As the world warms, what happens to the extra heat and carbon dioxide? Hint:...

NASA Climate Change 1 year ago

As the world warms, what happens to the extra heat and carbon dioxide? Hint: 🌊 Swipe through for the details ➡️ #GlobalWarming #ClimateChange #Heat #GreenhouseGas #Ocean #CarbonDioxide #OceanWarming #OceanAcidification Image Descriptions (1 of 2): 1: View of Earth from space cutting across diagonally so that Earth is taking up the bottom right corner. A thin red stripe stretches above the atmosphere and fades at one end. White text on the slide reads: As the world warms, what happens to the extra heat and CO2? 2: White text over an image of Earth from space. A smaller panel on the right shows a bright red swath taken from a sea surface temperature data visualization. Text reads: As more greenhouse gases are added to Earth’s atmosphere, our planet gets warmer. Most of this heat is absorbed by the ocean. 3: A haze of bright red covers most of the image. The red fades into orange and yellow towards the top. White text reads: So far, the ocean has absorbed around 90% of the added heat from decades of global warming. 4: Satellite image of Earth. A tan strip of land lines the left side. A blue-green ocean swirls on the right. White text on screen reads: As the ocean warms, it alters the global climate – from global temperature to weather patterns to sea level. (Descriptions continued in the comments)

layersDaily Sustainability Digest

Published about 2 hours ago



Momentum in sustainable construction is uneven but accelerating as firms realign toward low carbon design, embodied carbon reduction and whole life carbon assessment. Mapei’s sector outlook places energy-efficient buildings and residential retrofits at the centre of recovery strategies, where life cycle cost and resource efficiency in construction drive both environmental and economic gains.

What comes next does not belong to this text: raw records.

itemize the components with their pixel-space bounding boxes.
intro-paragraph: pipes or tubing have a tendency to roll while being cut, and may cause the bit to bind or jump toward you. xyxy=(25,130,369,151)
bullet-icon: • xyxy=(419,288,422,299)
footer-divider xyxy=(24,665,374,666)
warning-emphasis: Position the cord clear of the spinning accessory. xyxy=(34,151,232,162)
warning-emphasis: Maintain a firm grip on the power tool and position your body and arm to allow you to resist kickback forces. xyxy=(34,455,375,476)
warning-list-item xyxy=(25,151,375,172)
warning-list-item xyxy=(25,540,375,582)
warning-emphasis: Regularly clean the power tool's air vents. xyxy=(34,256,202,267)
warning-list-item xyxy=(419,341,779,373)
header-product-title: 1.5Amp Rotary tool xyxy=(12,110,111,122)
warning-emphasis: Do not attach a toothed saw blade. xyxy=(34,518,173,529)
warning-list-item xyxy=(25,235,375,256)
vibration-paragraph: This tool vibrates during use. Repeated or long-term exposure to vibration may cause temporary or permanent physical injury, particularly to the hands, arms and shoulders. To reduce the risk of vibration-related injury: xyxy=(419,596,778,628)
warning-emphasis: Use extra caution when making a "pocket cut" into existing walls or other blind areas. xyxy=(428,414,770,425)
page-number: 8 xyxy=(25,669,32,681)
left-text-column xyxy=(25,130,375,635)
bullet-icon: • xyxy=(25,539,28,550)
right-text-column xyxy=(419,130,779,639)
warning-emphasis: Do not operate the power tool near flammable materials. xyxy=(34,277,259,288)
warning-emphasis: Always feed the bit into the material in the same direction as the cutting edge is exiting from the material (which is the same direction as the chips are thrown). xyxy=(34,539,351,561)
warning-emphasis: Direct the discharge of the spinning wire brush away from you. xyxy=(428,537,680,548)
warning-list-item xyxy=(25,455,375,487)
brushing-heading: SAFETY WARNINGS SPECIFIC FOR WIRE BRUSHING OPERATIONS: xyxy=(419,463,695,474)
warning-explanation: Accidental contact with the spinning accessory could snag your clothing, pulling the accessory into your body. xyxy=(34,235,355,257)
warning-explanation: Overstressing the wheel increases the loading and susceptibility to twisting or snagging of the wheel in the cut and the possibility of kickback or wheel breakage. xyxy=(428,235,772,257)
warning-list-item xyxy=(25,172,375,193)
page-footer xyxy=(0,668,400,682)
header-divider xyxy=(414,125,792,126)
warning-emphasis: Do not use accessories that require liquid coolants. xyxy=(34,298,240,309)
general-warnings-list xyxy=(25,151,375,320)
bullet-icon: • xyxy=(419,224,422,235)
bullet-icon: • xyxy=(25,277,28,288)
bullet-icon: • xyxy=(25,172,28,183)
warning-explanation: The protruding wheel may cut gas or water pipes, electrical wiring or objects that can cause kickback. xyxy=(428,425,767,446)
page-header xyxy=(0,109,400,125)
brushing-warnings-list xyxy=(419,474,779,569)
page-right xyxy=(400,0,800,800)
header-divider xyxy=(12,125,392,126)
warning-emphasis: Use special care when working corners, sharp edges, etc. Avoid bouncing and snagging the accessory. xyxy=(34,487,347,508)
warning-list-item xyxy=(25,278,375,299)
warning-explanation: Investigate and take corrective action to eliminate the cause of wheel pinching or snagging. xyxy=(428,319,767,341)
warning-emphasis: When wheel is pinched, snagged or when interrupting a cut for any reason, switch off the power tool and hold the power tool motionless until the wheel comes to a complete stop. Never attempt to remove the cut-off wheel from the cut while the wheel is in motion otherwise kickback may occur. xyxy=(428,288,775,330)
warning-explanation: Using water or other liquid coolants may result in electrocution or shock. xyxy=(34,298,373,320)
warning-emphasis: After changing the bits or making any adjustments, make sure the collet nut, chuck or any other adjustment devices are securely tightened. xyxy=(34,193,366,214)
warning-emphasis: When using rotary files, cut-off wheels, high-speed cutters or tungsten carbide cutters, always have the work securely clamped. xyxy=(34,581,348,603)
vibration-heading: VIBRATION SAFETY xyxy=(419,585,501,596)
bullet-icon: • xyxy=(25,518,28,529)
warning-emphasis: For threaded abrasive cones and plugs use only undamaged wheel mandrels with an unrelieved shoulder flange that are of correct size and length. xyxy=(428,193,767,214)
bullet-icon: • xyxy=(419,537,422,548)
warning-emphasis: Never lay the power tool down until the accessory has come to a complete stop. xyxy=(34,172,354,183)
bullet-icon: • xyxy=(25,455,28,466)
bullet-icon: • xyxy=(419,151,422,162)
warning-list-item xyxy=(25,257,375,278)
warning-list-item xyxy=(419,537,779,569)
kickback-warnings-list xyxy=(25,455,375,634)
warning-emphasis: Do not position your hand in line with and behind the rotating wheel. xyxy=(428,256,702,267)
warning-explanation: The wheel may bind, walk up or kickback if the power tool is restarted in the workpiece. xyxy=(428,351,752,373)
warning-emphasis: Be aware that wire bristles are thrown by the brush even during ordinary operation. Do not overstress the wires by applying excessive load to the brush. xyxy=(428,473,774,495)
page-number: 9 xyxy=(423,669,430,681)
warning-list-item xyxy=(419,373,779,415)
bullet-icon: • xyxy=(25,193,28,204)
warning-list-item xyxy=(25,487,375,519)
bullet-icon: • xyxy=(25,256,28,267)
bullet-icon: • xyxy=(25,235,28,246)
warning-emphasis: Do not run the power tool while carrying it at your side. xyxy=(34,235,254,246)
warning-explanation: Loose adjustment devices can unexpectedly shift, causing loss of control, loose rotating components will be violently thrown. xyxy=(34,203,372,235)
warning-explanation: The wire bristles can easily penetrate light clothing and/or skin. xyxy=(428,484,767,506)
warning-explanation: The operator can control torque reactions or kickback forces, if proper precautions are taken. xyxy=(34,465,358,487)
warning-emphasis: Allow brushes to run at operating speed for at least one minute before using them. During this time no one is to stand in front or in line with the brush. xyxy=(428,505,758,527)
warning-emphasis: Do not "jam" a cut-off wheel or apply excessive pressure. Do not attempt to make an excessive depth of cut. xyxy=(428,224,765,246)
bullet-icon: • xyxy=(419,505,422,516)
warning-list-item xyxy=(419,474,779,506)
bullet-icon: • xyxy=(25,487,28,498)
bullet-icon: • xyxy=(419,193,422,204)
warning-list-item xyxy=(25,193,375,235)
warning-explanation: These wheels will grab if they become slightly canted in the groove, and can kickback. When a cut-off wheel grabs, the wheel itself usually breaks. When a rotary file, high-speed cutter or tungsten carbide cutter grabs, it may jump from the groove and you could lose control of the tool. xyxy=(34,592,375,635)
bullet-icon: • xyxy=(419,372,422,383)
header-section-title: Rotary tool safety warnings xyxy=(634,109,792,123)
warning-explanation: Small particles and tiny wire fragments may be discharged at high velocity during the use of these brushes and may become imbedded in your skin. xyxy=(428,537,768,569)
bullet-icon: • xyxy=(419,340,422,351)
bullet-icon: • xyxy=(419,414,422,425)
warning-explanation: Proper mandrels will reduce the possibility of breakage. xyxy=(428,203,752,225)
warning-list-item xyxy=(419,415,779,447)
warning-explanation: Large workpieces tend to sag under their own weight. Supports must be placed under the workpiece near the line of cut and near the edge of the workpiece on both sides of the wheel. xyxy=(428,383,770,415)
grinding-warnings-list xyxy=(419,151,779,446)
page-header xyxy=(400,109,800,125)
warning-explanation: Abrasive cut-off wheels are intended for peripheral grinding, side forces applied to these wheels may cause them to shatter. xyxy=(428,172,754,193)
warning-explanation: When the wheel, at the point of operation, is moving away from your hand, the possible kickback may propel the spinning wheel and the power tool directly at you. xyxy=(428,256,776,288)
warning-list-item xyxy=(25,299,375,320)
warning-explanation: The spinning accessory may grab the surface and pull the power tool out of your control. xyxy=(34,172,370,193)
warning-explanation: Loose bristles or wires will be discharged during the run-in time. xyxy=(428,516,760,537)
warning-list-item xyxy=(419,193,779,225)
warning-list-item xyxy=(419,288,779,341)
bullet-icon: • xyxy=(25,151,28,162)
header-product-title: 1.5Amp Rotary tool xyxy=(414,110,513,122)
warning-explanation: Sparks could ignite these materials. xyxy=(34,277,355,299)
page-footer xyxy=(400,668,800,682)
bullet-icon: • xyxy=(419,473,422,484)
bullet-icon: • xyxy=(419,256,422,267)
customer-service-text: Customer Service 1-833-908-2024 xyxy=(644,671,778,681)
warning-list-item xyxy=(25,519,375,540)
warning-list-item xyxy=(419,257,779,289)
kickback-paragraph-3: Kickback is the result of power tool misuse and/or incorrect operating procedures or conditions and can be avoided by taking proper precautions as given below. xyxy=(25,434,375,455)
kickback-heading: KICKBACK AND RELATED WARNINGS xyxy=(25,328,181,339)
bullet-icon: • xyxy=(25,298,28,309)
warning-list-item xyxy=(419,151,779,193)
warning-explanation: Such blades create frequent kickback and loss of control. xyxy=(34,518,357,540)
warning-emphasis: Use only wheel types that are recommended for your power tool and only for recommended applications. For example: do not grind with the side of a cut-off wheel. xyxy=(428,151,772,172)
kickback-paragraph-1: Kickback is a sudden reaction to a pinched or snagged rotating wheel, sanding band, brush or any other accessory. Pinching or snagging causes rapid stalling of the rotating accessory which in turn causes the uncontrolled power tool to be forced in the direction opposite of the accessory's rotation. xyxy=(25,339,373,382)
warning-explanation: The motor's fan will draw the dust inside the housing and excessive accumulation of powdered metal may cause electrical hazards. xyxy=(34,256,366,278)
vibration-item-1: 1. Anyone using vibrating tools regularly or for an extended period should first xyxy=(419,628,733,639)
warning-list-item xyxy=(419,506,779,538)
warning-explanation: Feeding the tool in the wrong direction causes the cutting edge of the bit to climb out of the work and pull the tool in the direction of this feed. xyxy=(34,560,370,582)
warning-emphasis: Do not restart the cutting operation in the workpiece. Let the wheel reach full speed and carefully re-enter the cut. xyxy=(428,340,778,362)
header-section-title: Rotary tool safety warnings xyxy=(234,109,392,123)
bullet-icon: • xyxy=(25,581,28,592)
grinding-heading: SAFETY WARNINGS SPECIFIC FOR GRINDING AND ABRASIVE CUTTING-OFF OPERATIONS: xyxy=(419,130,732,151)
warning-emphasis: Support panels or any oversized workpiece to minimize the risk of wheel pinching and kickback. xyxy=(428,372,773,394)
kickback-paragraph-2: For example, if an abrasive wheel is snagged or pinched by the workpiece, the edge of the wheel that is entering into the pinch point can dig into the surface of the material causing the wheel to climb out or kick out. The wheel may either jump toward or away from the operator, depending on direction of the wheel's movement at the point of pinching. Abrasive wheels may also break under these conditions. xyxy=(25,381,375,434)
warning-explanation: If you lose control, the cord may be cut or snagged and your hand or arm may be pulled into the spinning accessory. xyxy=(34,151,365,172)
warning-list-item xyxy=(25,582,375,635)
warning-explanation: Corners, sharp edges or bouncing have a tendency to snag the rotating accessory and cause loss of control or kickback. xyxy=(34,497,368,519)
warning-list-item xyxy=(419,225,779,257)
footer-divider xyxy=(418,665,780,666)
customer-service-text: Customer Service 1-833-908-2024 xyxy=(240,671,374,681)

These developments signal that decarbonising the built environment demands more than new projects; it relies on sustainable building design integrating circular economy in construction principles and eco-design for buildings that lower the carbon footprint of construction.

Despite this transition, data from the PMI indicate persistent weakness in traditional markets, intensifying the pressure on businesses to adopt sustainable building practices and green construction methods. Limited large-scale investment in net zero carbon buildings and low embodied carbon materials constrains growth. Financial fragility among small firms is slowing innovation in renewable building materials and circular construction strategies needed to achieve true net zero whole life carbon outcomes.

Practical demonstrations such as the adaptive reuse of Bacon Mews House exemplify sustainable architecture focused on embodied carbon in materials and end-of-life reuse in construction. These projects demonstrate how whole life carbon performance and lifecycle assessment can underpin sustainable urban development, transforming heritage spaces into low carbon buildings aligned with BREEAM and modern eco-friendly construction criteria. They prove that environmental sustainability in construction depends on measurable building lifecycle performance, not rhetoric.

Governments adopting circular economy policies and incentivising green building materials show that sustainable material specification and environmental product declarations (EPDs) can make decarbonising the built environment a market reality. Those clinging to outdated procurement frameworks risk undermining carbon footprint reduction and life cycle thinking in construction. The sector’s future resilience lies in embedding environmental impact of construction metrics into every phase, ensuring sustainable design delivers carbon neutral construction and low-impact construction from concept to completion.